Jakarta - Sekretaris Jenderal Koalisi Rakyat untuk Keadilan Perikanan (Kiara) Susan Herawati mengungkapkan bahwa wilayah pesisir dan pulau-pulau kecil di Indonesia mayoritas mengandung nikel. Kondisi ini membuat kawasan tersebut rentan dieksploitasi oleh industri ekstraktif, seiring dengan kebijakan pemerintah yang menjadikan hilirisasi nikel sebagai program prioritas.

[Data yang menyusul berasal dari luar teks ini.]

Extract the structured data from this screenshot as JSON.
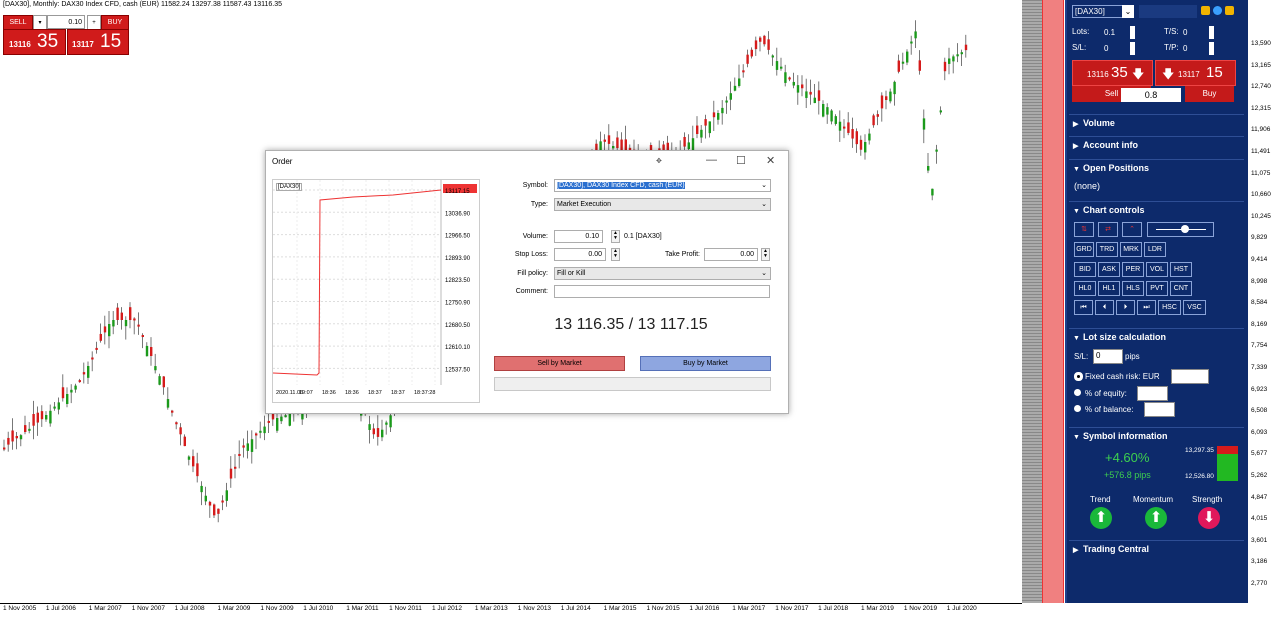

Susan merujuk data U.S. Geological Survey (2025) yang menunjukkan bahwa total produksi nikel Indonesia dari 2019 hingga 2024 mencapai sekitar 8,38 juta ton. Bahkan, sejak 2022 hingga 2024, Indonesia menyumbang 50 persen dari produksi nikel dunia. “Namun, aktivitas di tambang nikel ini tidak mengedepankan perlindungan bagi nelayan tradisional dan keberlanjutan ekosistem pesisir,” ujar Susan dalam keterangan tertulis, Jumat, 20 Juni 2025.

Susan menegaskan bahwa ekspansi tambang nikel di wilayah pesisir kerap memicu pencemaran sungai, perubahan warna laut, menurunnya hasil tangkapan nelayan, hingga hilangnya akses masyarakat terhadap ruang hidup mereka. Ia juga mencatat adanya kriminalisasi terhadap warga yang menolak kehadiran perusahaan tambang.

Padahal dalam Undang-Undang Nomor 27 Tahun 2007 tentang Pengelolaan Wilayah Pesisir dan Pulau-Pulau Kecil, secara tegas melarang pertambangan di wilayah pesisir dan pulau kecil. Larangan tersebut tertuang dalam Pasal 35 huruf (k).

Namun, implementasi aturan ini dinilai masih lemah. “Larangan itu kerap diterabas. Salah satunya terlihat dari aktivitas pertambangan di Pulau Wawonii, Kabupaten Konawe Kepulauan, Sulawesi Tenggara,” ujar Susan.

Selain itu, laporan Nexus3 Foundation mencatat dampak negatif pertambangan dan industri nikel di Teluk Weda, Maluku Utara. Sedimen sungai Ake Jira dan Ake Sagea diklasifikasikan sebagai tercemar berat, dengan kadar kromium yang berpotensi mengancam kehidupan akuatik. Ikan-ikan di wilayah tersebut bahkan ditemukan mengandung arsenik dan merkuri, di mana kadar arsenik meningkat hingga 20 kali lipat dibandingkan tahun 2007.

“Temuan itu seharusnya menjadi bahan evaluasi pemerintah terhadap izin usaha pertambangan di wilayah pesisir dan pulau kecil. Sebab yang menjadi korban adalah masyarakat lokal serta flora dan fauna di sekitarnya,” kata Susan.